Profanity in movies has been around for about 55 years, officially, which can all be attributed to the loosening of the Hays Code in the late 1960s. Fast-forward to a film like Uncut Gems, and a new record for profanity has been set. If one thinks the film was breaking records in other ways, its use of a certain four-letter word is now in the record books.
No, it’s not #1 on that particular list, but in the Top Ten. Whether a moviegoer will find that interesting will be dependent on how much of the demonstrative F word viewers want in punching up the scripts of their favorite movies.
Where does ‘Uncut Gems’ fall in terms of ‘F’ word use?
According to Entertainment Weekly, Uncut Gems falls in seventh place for 408 instances of the most famous four-letter intensifier. Not all of those are from Adam Sandler in his now nearly iconic Howard “Howie” Ratner role. While he’s the showcase of the movie, this is really an ensemble piece, something the Safdie Brothers know how to do with true skill.
Not that using the F word 408 times necessarily enhances the film, which is based squarely on a compelling story and the acting by Sandler. Yet, there always seems to be a contest on how many uses of the word can be slipped into a film without gaining a hard R rating. In many cases, studios just let those films gain hardcore ratings since they always find an adult audience.
Should there really be a behind-the-scene joke on how many F words can be inserted into a film, the Safdie Brothers haven’t won yet. Martin Scorsese is still at the top for most voluminous use of the word in The Wolf of Wall Street. This is only for fiction, though.
Two documentaries top all-time F-word usage. Second is a documentary from 2005 called F*uck, and the first is a 2014 documentary called Swearnet: The Movie.
There’s a lot more on that list
Spike Lee hasn’t been afraid to use the word hundreds of times in his movies. He’s at No. 4 on the list with his Summer of Sam. Rounding things out at #5 is Gary Oldman’s 1997 film Nil by Mouth, followed by Scorsese’s Casino.
With so many more on the list, does this designation take away from the art of those movies or add to it? The arguments over the use of profanity still has wide divides based on personal philosophies and whether it’s just becoming annoying due to its overuse.

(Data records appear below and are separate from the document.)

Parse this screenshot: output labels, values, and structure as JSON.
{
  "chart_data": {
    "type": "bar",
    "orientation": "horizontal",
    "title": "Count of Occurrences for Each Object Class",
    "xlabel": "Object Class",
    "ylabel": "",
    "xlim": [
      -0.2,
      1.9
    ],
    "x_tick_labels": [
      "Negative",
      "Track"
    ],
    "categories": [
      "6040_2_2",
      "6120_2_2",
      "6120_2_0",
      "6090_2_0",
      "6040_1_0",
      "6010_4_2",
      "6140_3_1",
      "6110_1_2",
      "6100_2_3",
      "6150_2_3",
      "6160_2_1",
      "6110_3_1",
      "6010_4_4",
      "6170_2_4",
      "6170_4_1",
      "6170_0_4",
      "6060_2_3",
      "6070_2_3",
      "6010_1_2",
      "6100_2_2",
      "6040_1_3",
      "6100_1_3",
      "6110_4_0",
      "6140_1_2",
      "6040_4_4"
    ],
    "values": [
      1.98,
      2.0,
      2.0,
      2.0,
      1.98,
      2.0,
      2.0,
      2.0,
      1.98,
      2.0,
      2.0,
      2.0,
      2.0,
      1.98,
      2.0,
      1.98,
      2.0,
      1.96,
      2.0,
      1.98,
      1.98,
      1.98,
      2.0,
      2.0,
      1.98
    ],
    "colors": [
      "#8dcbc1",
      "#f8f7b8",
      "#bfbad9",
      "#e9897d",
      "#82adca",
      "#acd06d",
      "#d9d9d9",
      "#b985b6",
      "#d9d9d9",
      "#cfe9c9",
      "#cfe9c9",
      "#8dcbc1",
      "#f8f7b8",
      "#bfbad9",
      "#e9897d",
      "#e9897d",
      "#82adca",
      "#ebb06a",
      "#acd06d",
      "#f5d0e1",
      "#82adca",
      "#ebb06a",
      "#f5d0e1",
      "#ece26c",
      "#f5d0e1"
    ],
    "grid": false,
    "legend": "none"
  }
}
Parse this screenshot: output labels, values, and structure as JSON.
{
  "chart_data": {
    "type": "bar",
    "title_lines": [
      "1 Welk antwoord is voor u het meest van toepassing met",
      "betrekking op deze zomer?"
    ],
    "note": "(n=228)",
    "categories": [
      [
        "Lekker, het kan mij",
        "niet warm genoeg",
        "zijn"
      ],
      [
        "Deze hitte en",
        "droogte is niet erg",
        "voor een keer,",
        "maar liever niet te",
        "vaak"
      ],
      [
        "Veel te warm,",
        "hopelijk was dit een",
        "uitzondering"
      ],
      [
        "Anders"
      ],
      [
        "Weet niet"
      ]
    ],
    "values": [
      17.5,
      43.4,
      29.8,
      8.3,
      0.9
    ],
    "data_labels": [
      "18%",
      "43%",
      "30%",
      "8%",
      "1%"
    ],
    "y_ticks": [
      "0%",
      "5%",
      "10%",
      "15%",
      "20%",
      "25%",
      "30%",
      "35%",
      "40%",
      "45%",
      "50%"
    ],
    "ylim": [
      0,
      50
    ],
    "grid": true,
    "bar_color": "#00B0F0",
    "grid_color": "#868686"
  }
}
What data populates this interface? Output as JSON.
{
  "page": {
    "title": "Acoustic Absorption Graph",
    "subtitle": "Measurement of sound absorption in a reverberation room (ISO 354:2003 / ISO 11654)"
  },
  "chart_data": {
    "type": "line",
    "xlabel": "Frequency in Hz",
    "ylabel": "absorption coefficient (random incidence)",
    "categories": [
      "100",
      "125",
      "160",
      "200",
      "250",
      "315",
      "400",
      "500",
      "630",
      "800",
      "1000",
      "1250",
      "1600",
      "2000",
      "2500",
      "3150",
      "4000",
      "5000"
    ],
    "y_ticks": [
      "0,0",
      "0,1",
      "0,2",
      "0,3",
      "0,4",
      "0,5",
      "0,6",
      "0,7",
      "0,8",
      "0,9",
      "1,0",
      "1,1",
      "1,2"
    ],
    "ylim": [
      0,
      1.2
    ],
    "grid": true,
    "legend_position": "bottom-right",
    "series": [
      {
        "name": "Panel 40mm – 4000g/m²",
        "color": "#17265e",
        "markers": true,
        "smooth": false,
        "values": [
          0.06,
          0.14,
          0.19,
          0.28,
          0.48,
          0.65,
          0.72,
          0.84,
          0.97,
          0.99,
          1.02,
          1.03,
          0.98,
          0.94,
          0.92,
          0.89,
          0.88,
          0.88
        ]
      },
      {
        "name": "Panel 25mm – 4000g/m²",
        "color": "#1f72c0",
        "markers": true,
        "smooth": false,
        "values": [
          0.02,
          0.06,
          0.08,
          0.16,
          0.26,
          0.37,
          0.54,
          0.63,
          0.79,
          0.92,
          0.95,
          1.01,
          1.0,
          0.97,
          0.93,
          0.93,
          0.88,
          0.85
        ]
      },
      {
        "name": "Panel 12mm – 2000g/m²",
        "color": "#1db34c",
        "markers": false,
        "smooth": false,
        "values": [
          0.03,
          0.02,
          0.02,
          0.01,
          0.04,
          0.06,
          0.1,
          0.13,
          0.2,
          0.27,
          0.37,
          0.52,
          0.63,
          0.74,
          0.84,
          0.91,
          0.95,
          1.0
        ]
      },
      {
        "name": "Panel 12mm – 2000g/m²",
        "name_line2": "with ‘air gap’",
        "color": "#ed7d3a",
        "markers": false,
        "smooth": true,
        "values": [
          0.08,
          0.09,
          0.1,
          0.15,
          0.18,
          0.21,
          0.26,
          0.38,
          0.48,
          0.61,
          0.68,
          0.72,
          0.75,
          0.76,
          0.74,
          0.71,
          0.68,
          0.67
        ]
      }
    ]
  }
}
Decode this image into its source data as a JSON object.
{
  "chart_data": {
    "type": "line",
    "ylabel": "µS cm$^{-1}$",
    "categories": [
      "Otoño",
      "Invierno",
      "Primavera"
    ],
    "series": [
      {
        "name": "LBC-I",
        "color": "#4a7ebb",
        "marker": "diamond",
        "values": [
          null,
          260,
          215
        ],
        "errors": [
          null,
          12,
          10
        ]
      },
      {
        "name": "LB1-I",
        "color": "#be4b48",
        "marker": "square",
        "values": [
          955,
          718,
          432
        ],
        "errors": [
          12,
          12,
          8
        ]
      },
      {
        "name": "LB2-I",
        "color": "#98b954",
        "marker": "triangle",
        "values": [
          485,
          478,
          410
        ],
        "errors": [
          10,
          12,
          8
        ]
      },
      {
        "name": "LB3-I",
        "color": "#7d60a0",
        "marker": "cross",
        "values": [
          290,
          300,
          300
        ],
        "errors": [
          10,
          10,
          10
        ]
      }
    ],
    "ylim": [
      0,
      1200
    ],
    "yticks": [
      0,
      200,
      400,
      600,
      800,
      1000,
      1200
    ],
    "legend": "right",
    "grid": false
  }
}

There’s a valid argument the shock value of the word has long been played out, leading to use of the word sounding as common as “the.” For those older who grew up with movies using the Hays Code, use of the word (and other profanity) might feel like the downfall of good cinematic dialogue.
Seeing the evolution of the word, one has to go back more than 50 years to see the first use of the F word in a movie. Not surprisingly, the British did it first in two 1967 films. In America, the first use of the word in a studio film occurred in Robert Altman’s 1970 MASH.
Will the ‘F’ word become annoying or still forceful?
Some might choose to believe the overuse of profanity in movies has hurt movies to a point where profanity no longer means anything. Actors screaming the F word at the top of their lungs doesn’t make the impact it once had several decades ago. Audiences have also admitted in polls they’re tiring of watching profanity-laden films.
As a result, will movies start using it less, or is it just a natural reflex in every script nowadays? In the event there’s a contest to see how often the F word can be said like in Uncut Gems, (reportedly, every 3.7 minutes) it might go on a while and just become an annoyance.
In the chance it’s removed from overuse, there may be the first adult PG-rated film in years that everyone runs to see.